A truck accident lawyer knows damages from a serious injury or fatality can quickly exceed the minimum amount of insurance coverage that a commercial trucking company is required to purchase. These minimum limits have not been adjusted since 1985 and have not nearly kept pace with inflation and rising costs.

Finally, however, the Federal Motor Carrier Safety Administration (FMCSA) is considering changing the minimum limits. Although the FMCSA has launched rulemaking related to raising minimum insurance requirements, an actual change to regulations is far from guaranteed. The FMCSA is asking for public comments and any new requirements will not be passed and or go into effect in the foreseeable future.
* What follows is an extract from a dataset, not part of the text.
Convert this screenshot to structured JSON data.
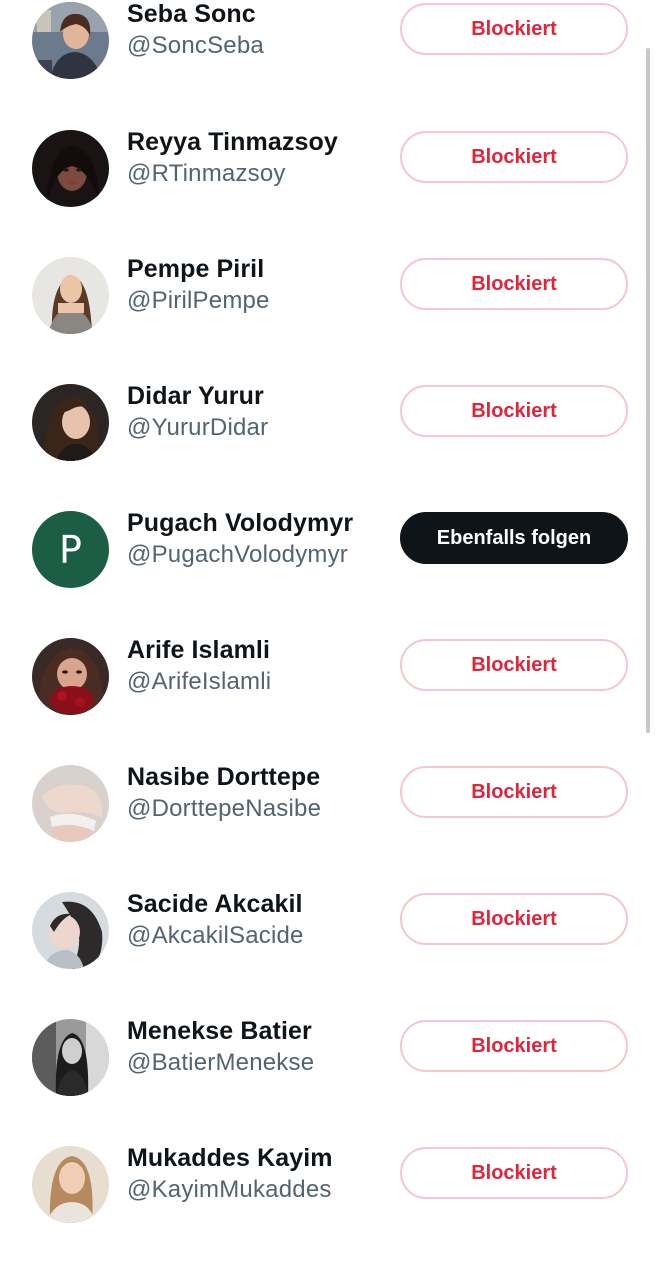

Could Trucking Companies Be Required to Buy More Insurance

The FMCSA’s  proposed rulemaking does not actually propose new minimum levels of insurance coverage that truckers would need to buy. Instead, the FMCSA has asked for responses to 26 different questions related to insurance premium rates; the insufficiency of current information on the minimum coverage requirements; and the impact of increasing minimum coverage.

The FMCSA is acting because the agency believes that the current limits do not adequately cover the costs of “severe and critical injuries that are common in catastrophic truck crashes.” The Trucking Alliance conducted a study about claim settlements in 9,000 different accidents and discovered that around 42 percent of the settlements were above the current $750,000 threshold. This supports the FMCSA data.

As the JOC Group, Inc. indicates, the current insurance minimums have also not kept place with inflation. Between 1985 and 2013, the consumer price index rose an 2.8 percent on average. Meanwhile, the insurance minimum coverage limits have not moved upwards at all.

Since the potential damages are so high, 83 percent of trucking insurance policies are already written to provide for more than minimum coverage. This means many companies won’t even be affected by a change. However, until the FMCSA alters the coverage rules, not all trucking companies will be responsible enough to buy more than the bare minimum. When a victim is involved with a trucking company that has chosen to do the minimum and is thus effectively underinsured, this victim may have added challenges being fully compensated for losses.

The FMCSA, which is part of the Department of Transportation, is also considering establishing insurance requirements for freight forwards and freight brokers as well as modifying rules regarding self insurance and governing trip insurance.

Victims of truck collisions will benefit if increases in minimum coverage limits go through, as there will no longer be concern about whether enough money is available to provide full compensation for loss.